Rambus v. Infineon
On March 1 Rambus Inc. and Infineon Technologies AG settled a five-year fight over processes used to make memory chips. Infineon will pay Rambus $46.8 million over the next two years for a worldwide license to Rambus's existing and future patents. If Rambus makes specified licensing agreements with other memory-chip manufacturers after November 15, 2007, Infineon then will make additional quarterly payments of $5.85 million, up to a maximum of $100 million. The deal ends an antitrust lawsuit and 18 other patent claims that Rambus had filed against Infineon in California state court, as well as lawsuits it filed in Europe.

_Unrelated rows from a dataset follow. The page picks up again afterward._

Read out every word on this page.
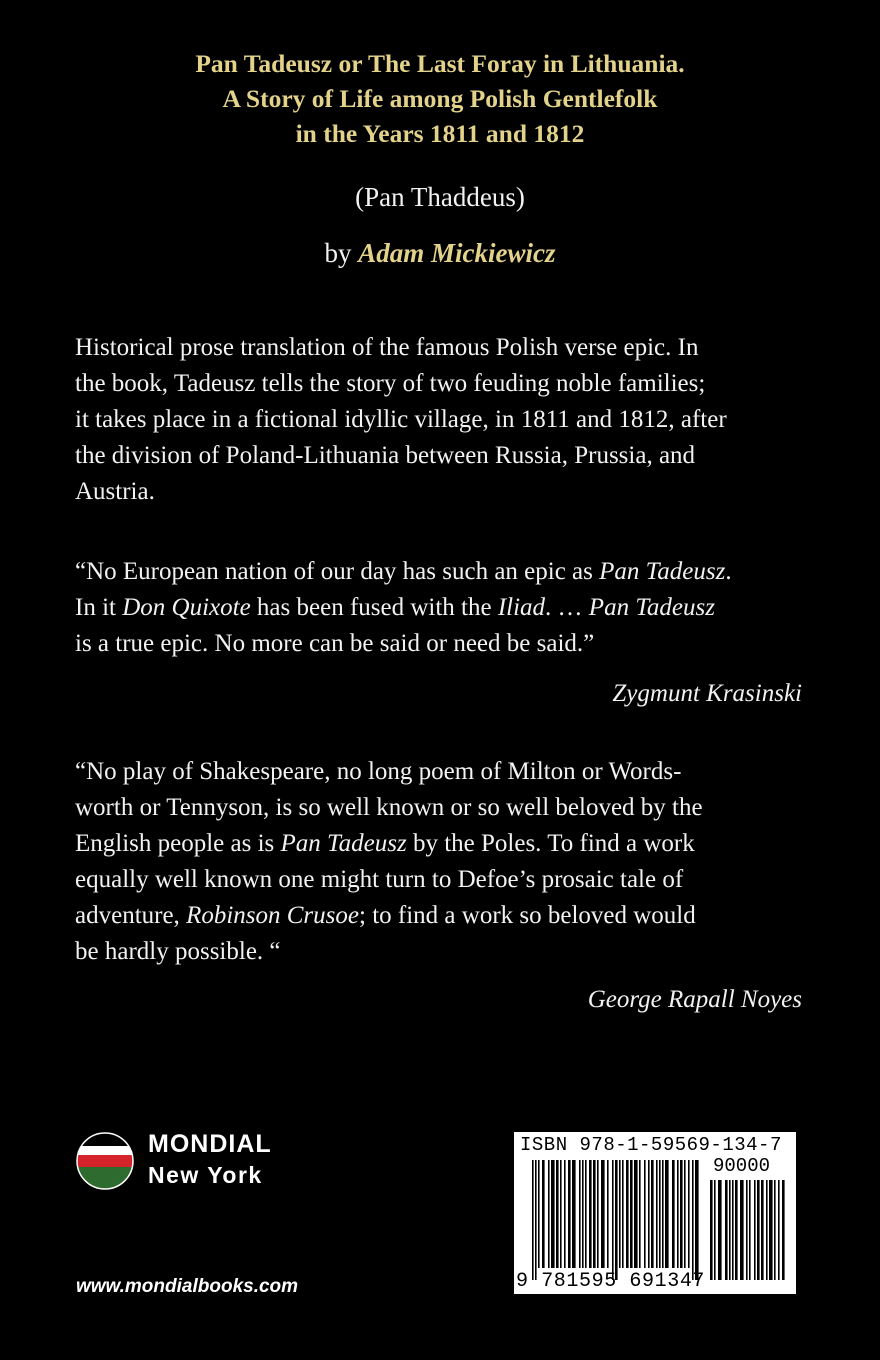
Pan Tadeusz or The Last Foray in Lithuania.
A Story of Life among Polish Gentlefolk
in the Years 1811 and 1812
(Pan Thaddeus)
by Adam Mickiewicz
Historical prose translation of the famous Polish verse epic. In
the book, Tadeusz tells the story of two feuding noble families;
it takes place in a fictional idyllic village, in 1811 and 1812, after
the division of Poland-Lithuania between Russia, Prussia, and
Austria.
“No European nation of our day has such an epic as Pan Tadeusz.
In it Don Quixote has been fused with the Iliad. … Pan Tadeusz
is a true epic. No more can be said or need be said.”
Zygmunt Krasinski
“No play of Shakespeare, no long poem of Milton or Words-
worth or Tennyson, is so well known or so well beloved by the
English people as is Pan Tadeusz by the Poles. To find a work
equally well known one might turn to Defoe’s prosaic tale of
adventure, Robinson Crusoe; to find a work so beloved would
be hardly possible. “
George Rapall Noyes
MONDIAL
New York
www.mondialbooks.com
ISBN 978-1-59569-134-7
90000
9 781595 691347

Rambus had alleged that Infineon used its patented technology in SDRAM chips without a license. In 2001 U.S. district court judge Robert Payne in Richmond dismissed the company's infringement claims. After a trial on fraud countercharges brought by Infineon, a jury awarded Infineon $10.5 million in punitive damages and attorneys' fees. The U.S. Court of Appeals for the Federal Circuit reversed that decision, finding that Payne had wrongly defined the scope of the patent claims. On March 1 Payne threw out most of the infringement case for a second time. The two companies announced their settlement three weeks later.
Rambus still has patent infringement suits pending against four other chip makers: Hynix Semiconductor Inc.; Inotera Memories, Inc.; Micron Technology Inc.; and Nanya Technology Corporation.
For plaintiff Rambus Inc. (Los Altos, California)
In-house: General counsel John Danforth.
Munger, Tolles & Olson (Los Angeles): Steven Perry and Gregory Stone. Danforth had hired the firm previously.
Christian and Barton (Richmond): Craig Merritt, Michael Smith, and associate R. Braxton Hill IV. A Rambus employee had a personal connection with lawyers at the firm, says a Rambus spokeswoman.
For defendant Infineon Technologies AG (Munich, Germany)
In-house: Corporate counsel Michael Munn.
Kirkland & Ellis (Chicago): Gregory Arovas, John Desmarais, Thomas Pease, and associates Jeanne Heffernan, Richard Koehl, and Michael Stadnick. (All are in New York.) When the suit began, Infineon was still a subsidiary of Kirkland client Siemens AG.
McGuireWoods (Richmond): Brian Riopelle.
Kirkland had worked with the firm on a previous Infineon lawsuit against Hynix Semiconductor Inc.